Nachdem "It" bereits 1990 als recht gelungener TV-Zweiteiler von Tommy Lee Wallace verfilmt wurde, gibt es nun also eine neue Adaption fürs Kino, inszeniert von Andy Muschietti. Von der Romanvorlage weicht die Verfilmung zunächst dadurch ab, dass sie streng chronologisch erzählt, und nur den ersten Teil der Geschichte erzählt, der aus den 1950ern ins Jahr 1988 verlegt wird. Der Film geht ziemlich vielversprechend los: Regen prasselt auf eine Straße nieder und die Musik tut das Übrige, um eine Atmosphäre größter Melancholie zu entfalten. Der erste Mord, dem Bills jüngerer Bruder Georgie Pennywise zum Opfer fällt, stimmt auf die erstaunliche Härte des Films ein (auch wenn es nur an drei Stellen richtig blutig wird). Wie im Roman und anders als im Wallace-Film, wird dem Jungen hier, bevor er endgültig auf nimmer Wiedersehen in der Kanalisation verschwindet, ein Arm abgerissen. In den folgenden Szenen in der Schule entwickelt der Film ein schönes Gespür dafür, wie grausam die Welt sein kann, wenn man elf Jahre alt ist, und dann auch noch ein sozial benachteiligtes Mädchen ist, oder schwarz, oder fett.

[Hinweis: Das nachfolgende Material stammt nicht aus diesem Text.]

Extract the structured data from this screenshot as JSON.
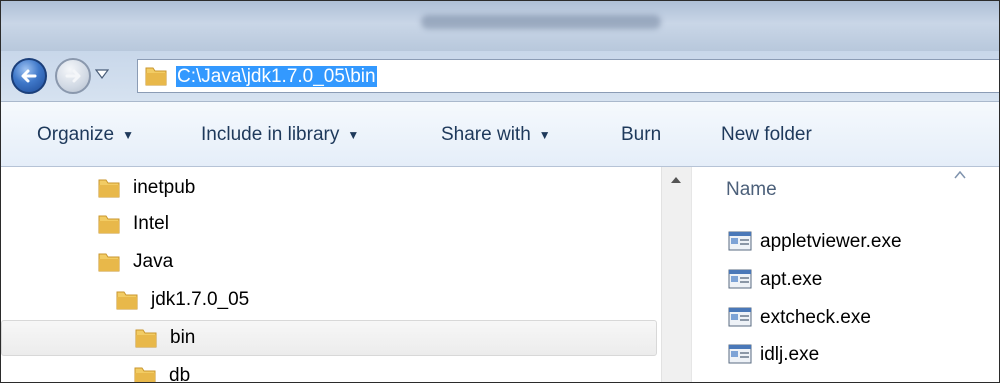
{
  "address": {
    "path": "C:\\Java\\jdk1.7.0_05\\bin"
  },
  "toolbar": {
    "organize": "Organize",
    "include_in_library": "Include in library",
    "share_with": "Share with",
    "burn": "Burn",
    "new_folder": "New folder"
  },
  "nav_tree": {
    "items": [
      {
        "label": "inetpub"
      },
      {
        "label": "Intel"
      },
      {
        "label": "Java"
      },
      {
        "label": "jdk1.7.0_05"
      },
      {
        "label": "bin",
        "selected": true
      },
      {
        "label": "db"
      }
    ]
  },
  "content": {
    "column_header": "Name",
    "files": [
      {
        "name": "appletviewer.exe"
      },
      {
        "name": "apt.exe"
      },
      {
        "name": "extcheck.exe"
      },
      {
        "name": "idlj.exe"
      }
    ]
  },
  "colors": {
    "selection": "#3399ff",
    "command_text": "#1e395b",
    "folder": "#e8b84a"
  },
  "icons": [
    "back-arrow-icon",
    "forward-arrow-icon",
    "dropdown-icon",
    "folder-icon",
    "exe-icon",
    "scroll-up-icon",
    "sort-arrow-icon"
  ]
}
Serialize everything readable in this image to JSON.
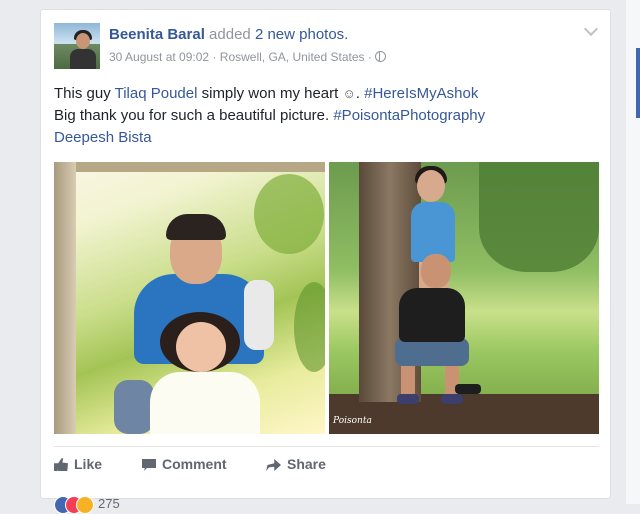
{
  "post": {
    "author": "Beenita Baral",
    "action": "added",
    "photo_count": "2 new photos.",
    "date": "30 August at 09:02",
    "separator": "·",
    "location": "Roswell, GA, United States",
    "text_line1_a": "This guy ",
    "tagged_person": "Tilaq Poudel",
    "text_line1_b": " simply won my heart ",
    "emoji": "☺",
    "text_line1_c": ". ",
    "hashtag1": "#HereIsMyAshok",
    "text_line2_a": "Big thank you for such a beautiful picture. ",
    "hashtag2": "#PoisontaPhotography",
    "tagged_person2": "Deepesh Bista",
    "watermark": "Poisonta"
  },
  "actions": {
    "like": "Like",
    "comment": "Comment",
    "share": "Share"
  },
  "reactions": {
    "count": "275"
  },
  "colors": {
    "link": "#365899",
    "meta": "#90949c",
    "action_text": "#606770"
  },
  "icons": [
    "globe-icon",
    "chevron-down-icon",
    "like-icon",
    "comment-icon",
    "share-icon"
  ]
}
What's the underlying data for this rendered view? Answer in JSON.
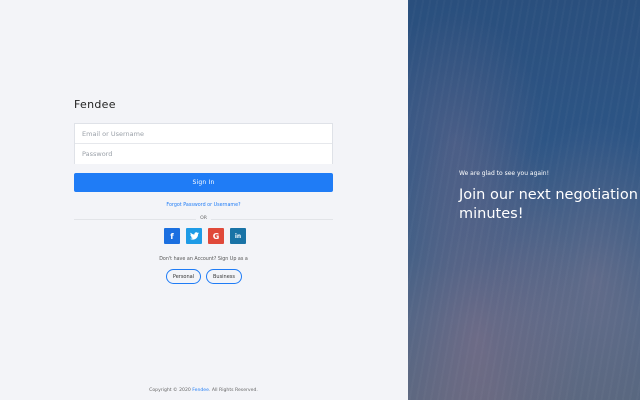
{
  "brand": {
    "name": "Fendee"
  },
  "login": {
    "username_placeholder": "Email or Username",
    "password_placeholder": "Password",
    "signin_label": "Sign In",
    "forgot_link": "Forgot Password or Username?",
    "or_label": "OR"
  },
  "social": {
    "facebook": "f",
    "twitter": "t",
    "google": "G",
    "linkedin": "in"
  },
  "signup": {
    "prompt": "Don't have an Account? Sign Up as a",
    "personal_label": "Personal",
    "business_label": "Business"
  },
  "footer": {
    "prefix": "Copyright © 2020 ",
    "link": "Fendee",
    "suffix": ". All Rights Reserved."
  },
  "hero": {
    "welcome": "We are glad to see you again!",
    "headline_line1": "Join our next negotiation",
    "headline_line2": "minutes!"
  },
  "colors": {
    "accent": "#1f7cf6",
    "facebook": "#1b6fe0",
    "twitter": "#1e9be6",
    "google": "#e0493a",
    "linkedin": "#1973a6"
  }
}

Der Film ist klug genug, um zu wissen, dass auch in einem Horrorfilm Affekte nicht nur durch Spannung, Grusel und Splatter erzeugt werden, sondern zum Beispiel durch Blickwechsel zwischen den Geschlechtern, bei einem Bad im See samt Mutprobe oder natürlich bei der legendären Steinschlacht zwischen dem Losers Club und den Bullys. Zu einem Großteil besteht der Film aber doch aus Horrorszenen, die verdammt effektiv in Szene gesetzt sind. So effektiv, dass man sich von den exzessiv eingesetzten jump scares so richtig durchgerüttelt fühlt, was eine Weile lang Spaß macht, aber irgendwann - vor allem im letzten Drittel - eher zu Ermüdung und Übersättigung führt. Für den Abgang von Pennywise findet der Film zum Glück wieder ein sehr eindrückliches Bild. Überhaupt ist gerade der hier von Bill Skarsgard gegebene Killer-Clown ordentlich creepy. Unterm Strich ist "It" ein Film geworden, der den State of the Art des Mainstream-Affektkinos im Jahr 2017 mit Bravour erfüllt, es aber kaum jemals schafft, ihn zu transzendieren. Wo der Roman große Kunst war, ist der Film leider nur recht ordentliches Handwerk.

Nicolai Bühnemann

It - USA 2017 - Regie: Andy Muschietti - Darsteller: Jaeden Lieberher, Jeremy Ray Taylor, Sophia Lillis, Finn Wolfhard, Chosen Jacobs, Jack Dylan Grazer - Laufzeit: 135 Minuten.